Asheville music: War on Drugs, Devon Allman, Del McCoury, Maren Morris – Citizen Times

Grammy-award winning rock outfit The War on Drugs has a longstanding love for Asheville. 
The band, which will play at 7 p.m. June 15 at Rabbit Rabbit, have performed in town for more than a decade. 
“Asheville has been a really important place for our band,” band leader and singer Adam Granduciel said. “The first time we played there was the Transfiguration Festival in 2008 for Harvest Records and we fell in love with Asheville. We came back several times and played at The Grey Eagle and we loved Asheville so much that we spent a lot of time recording at Echo Mountain (Studios) for our ‘Slave Ambient’ and ‘Lost In The Dream’ records, and we’ve played The Orange Peel. Our bass player Dave (Hartley) lives in Asheville now. So, it’s just been one of those places that our whole career it has been an important place. Lots of memories.” 
Granduciel and his bandmates began to tour heavily in January to support their newest release, “I Don’t Live Here Anymore,” which was released last October. The album made several end-of-the-year best-of lists and garnered high reviews, and every song has been streamed more than 2 million times each on Spotify. 
Granduciel worried a little about how the band would play some of the new and more complex songs live, but tracks like “I Don’t Wanna Wait,” “Living Proof” and “Victim” have fell into the group’s “sweet spot,” Granduciel said. 
The War on Drugs have played more than 70 shows, he said, since the start of the year, beginning its tour when the country was battling the omicron variant of COVID-19. 
“It was clear that anyone there wanted to be there,” he said of fans. “The days of having to prove ourselves or feeling like some people are there because they heard it might be good, all went out the window. People were there to see our band and that kind of loosened me up a little bit.” 

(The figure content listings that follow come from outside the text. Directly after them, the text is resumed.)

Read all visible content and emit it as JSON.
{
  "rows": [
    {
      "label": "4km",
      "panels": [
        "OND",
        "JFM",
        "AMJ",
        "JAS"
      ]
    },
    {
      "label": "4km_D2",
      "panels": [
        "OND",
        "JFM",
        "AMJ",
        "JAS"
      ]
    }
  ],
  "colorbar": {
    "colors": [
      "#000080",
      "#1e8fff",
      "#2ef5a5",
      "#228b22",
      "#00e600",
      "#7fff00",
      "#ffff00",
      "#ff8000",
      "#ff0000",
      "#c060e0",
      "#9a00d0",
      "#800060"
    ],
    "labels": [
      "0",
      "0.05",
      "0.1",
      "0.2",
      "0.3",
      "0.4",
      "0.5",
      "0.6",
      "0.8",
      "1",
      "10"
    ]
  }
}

The War on Drugs, which also includes Robbie Bennett (keyboards), Charlie Hall (drums), Jon Natchez (saxophone, keyboards), Anthony LaMarca (guitar) and Eliza Hardy Jones (keyboards), won the Grammy for Best Rock Album in 2017. Granduciel had begun work on “I Don’t Live Here Anymore,” right before winning the award. 
“After a year, when I had a lot of material, I felt pretty good, not about whether or not I was going to get a Grammy,” he said, “but about following up a popular record with material that I thought was an improvement and was a good reflection of what the band has become.” 
Singer Maren Morris arrived on the country music scene with a self-released EP in 2015 and a Grammy win in 2016 for “My Church.” Morris then crossed over to the pop world as the singer on the track “The Middle.” 
Now she is one of music’s brightest stars, and her March album release, titled “Humble Quest,” hit No. 2 on the country charts. 
She will perform at 7 p.m. June 10 at Rabbit Rabbit with Brent Cobb opening the night. 
The Devon Allman Project brings together a large palette of great Southern-bred music, from The Allman Brothers Band to the solo material of his father, Gregg, to Devon’s own music. 
This night of entertaining rock and roll comes to town when The Devon Allman Project plays at 7 p.m. June 12 at Salvage Station with openers Ross Osteen Band. The group features the two Allman Betts Band drummers, bass, Hammond B3 organ and piano, and another guitarist. 
The husband-and-wife duo of KP and Johnny Hawthorn, who perform as The HawtThorns, have been around the music business for years before they released their debut in 2019. 
The duo, who have moved to Nashville from California, recently released a second record, titled “Tarot Cards and Shooting Stars,” and are touring to support their Americana music. 
The HawtThorns will play at 7 p.m. June 11 at Isis Music Hall.
Del McCoury is one of the most recognized names, and voices, in bluegrass. McCoury, who was born in North Carolina, is a member of the International Bluegrass Music Hall of Fame. 
One of his first big breaks was playing with Bill Monroe’s Blue Grass Boys. But he’s been performing with his sons since the 1980s. 
The Del McCoury Band will play at 7 p.m. June 11 at Silverado’s in Black Mountain.